Robbie Henderson

Personal information
- Date of birth: 11 October 1982 (age 43)
- Place of birth: Scotland
- Position: Defender

Team information
- Current team: Arthurlie

Youth career
- 1990–1999: Seafar Villa
- 1999–2000: Leeds United

Senior career*
- Years: Team / Apps / (Gls)
- 2000–2003: Kilmarnock / 0 / (0)
- 2001–2002: → Raith Rovers (loan) / 8 / (0)
- 2001–2002: → Brechin City (loan) / 6 / (0)
- 2002: → Queen of the South (loan) / 2 / (0)
- 2003–2004: Greenock Morton / 32 / (1)
- 2004–2007: Stenhousemuir / 68 / (0)
- 2007: Pollok
- 2007: Berwick Rangers / 1 / (0)
- 2007–2008: Bo'ness United
- 2011–2012: Glenafton Athletic
- 2012–2013: Kirkintilloch Rob Roy
- 2013–: Pollok F.C.

= Robbie Henderson =

Scottish footballer

Robbie Henderson (born 11 October 1982) is a Scottish footballer, who plays as a defender for Pollok F.C. in the Scottish Junior Football Association, West Region.
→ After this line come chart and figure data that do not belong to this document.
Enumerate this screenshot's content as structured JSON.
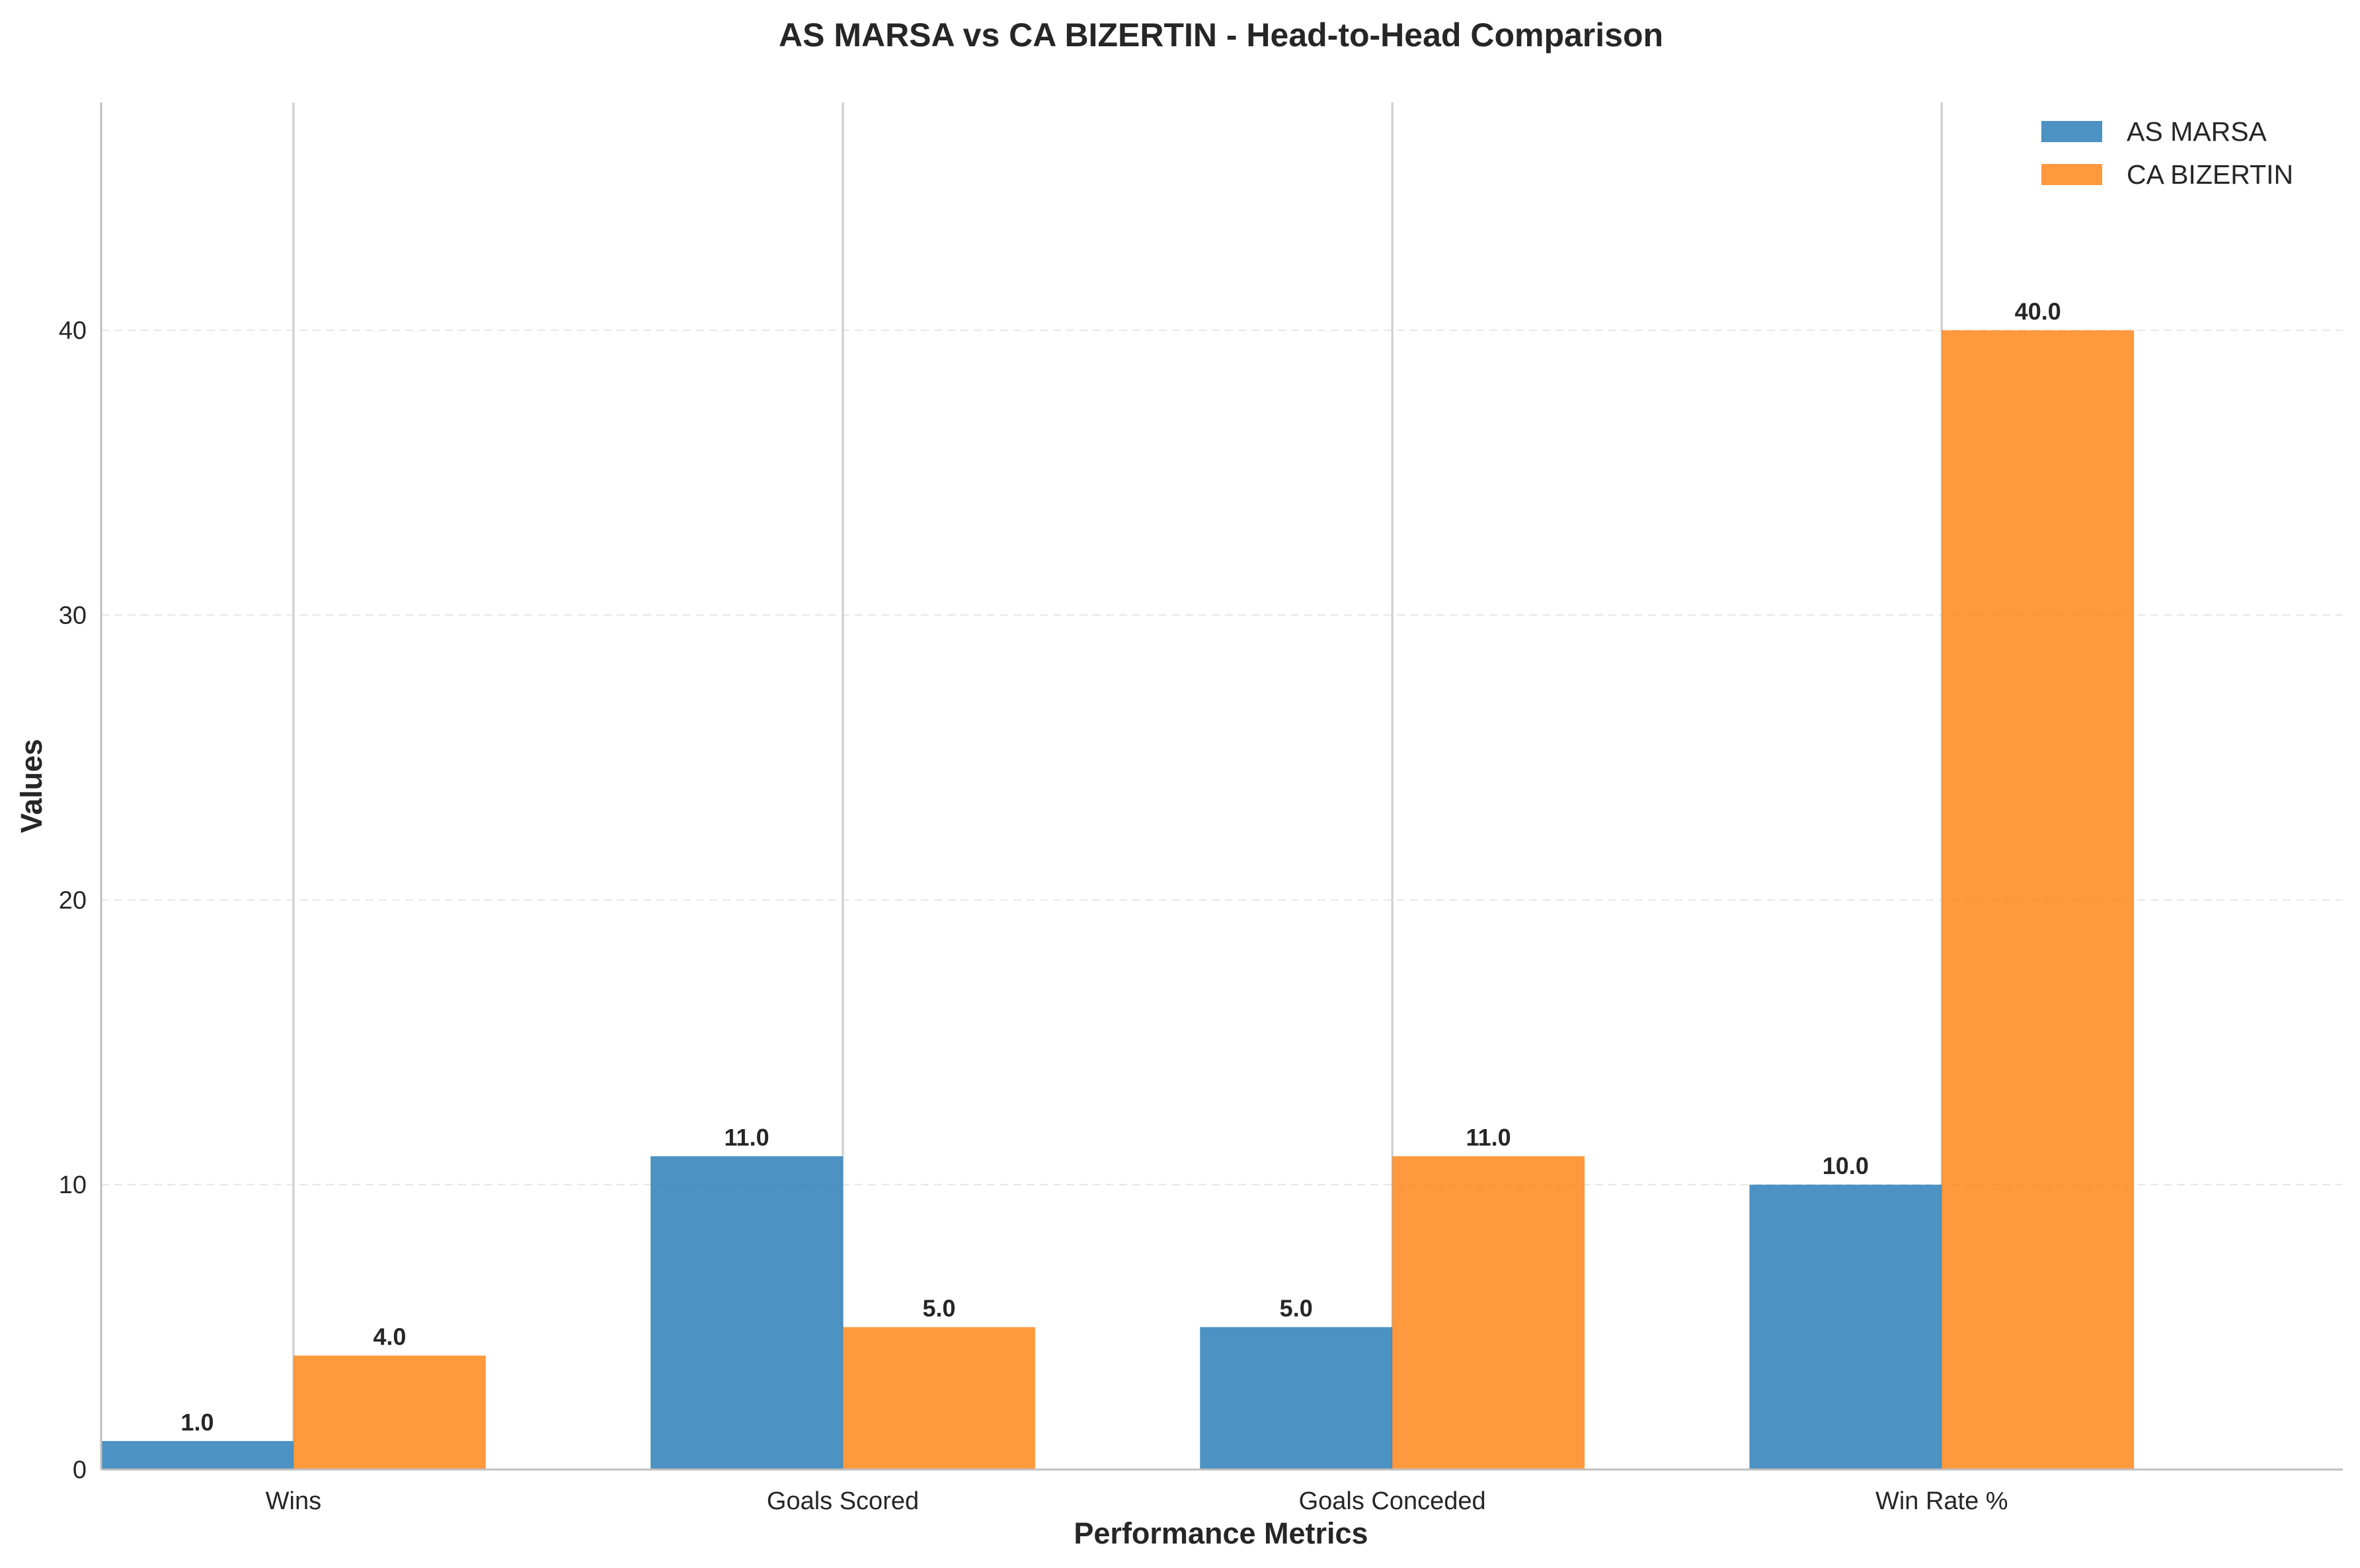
{
  "chart_data": {
    "type": "bar",
    "title": "AS MARSA vs CA BIZERTIN - Head-to-Head Comparison",
    "xlabel": "Performance Metrics",
    "ylabel": "Values",
    "categories": [
      "Wins",
      "Goals Scored",
      "Goals Conceded",
      "Win Rate %"
    ],
    "series": [
      {
        "name": "AS MARSA",
        "values": [
          1.0,
          11.0,
          5.0,
          10.0
        ],
        "color": "#1f77b4",
        "labels": [
          "1.0",
          "11.0",
          "5.0",
          "10.0"
        ]
      },
      {
        "name": "CA BIZERTIN",
        "values": [
          4.0,
          5.0,
          11.0,
          40.0
        ],
        "color": "#ff7f0e",
        "labels": [
          "4.0",
          "5.0",
          "11.0",
          "40.0"
        ]
      }
    ],
    "ylim": [
      0,
      48
    ],
    "yticks": [
      0,
      10,
      20,
      30,
      40
    ],
    "ytick_labels": [
      "0",
      "10",
      "20",
      "30",
      "40"
    ],
    "grid": "y-dashed",
    "legend_position": "top-right"
  }
}
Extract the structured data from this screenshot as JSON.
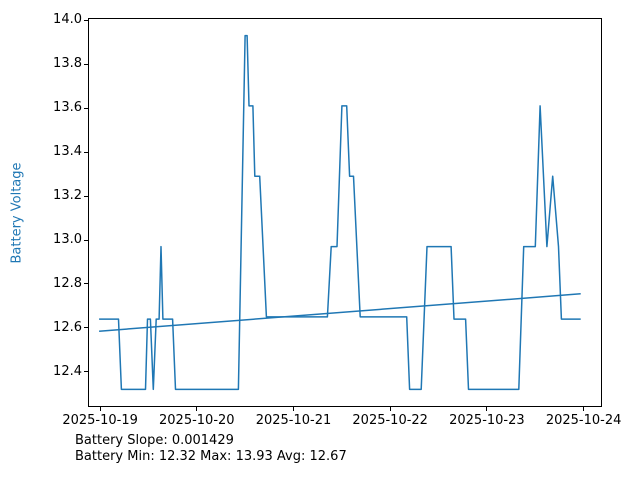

He has also played in midfield during his career.

==Career==

Henderson started his career on the books of Leeds United, where he won Young Players Player of the Year, 1999, before making his way to Scotland to sign for Scottish Premier League side Kilmarnock.

He never made an appearance for the Killie first team, partly due to a fractured eye socket at the hands of one of his team-mates, but was sent out on loan to Raith Rovers, and Queen of the South where he managed a few appearances at each club.

When he was released by Kilmarnock, he signed for Greenock Morton in the Scottish Football League Second Division as part of John McCormack, Henderson won a championship medal for the third division.

After around 18 months at Morton, Henderson moved on to Stenhousemuir before leaving the senior game in 2007 to sign for Junior side Pollok after a deal with Berwick Rangers fell through after one appearance, then on to Bo'ness United until he was transfer listed in July 2008.

Henderson returned to the Junior game in March 2011 with Glenafton Athletic and captained the club to the West Super League First Division title in 2011–2012. He left Glenafton for Kirkintilloch Rob Roy in October the following season.

On 24 January 2016, Henderson join Arthurlie as assistant manager.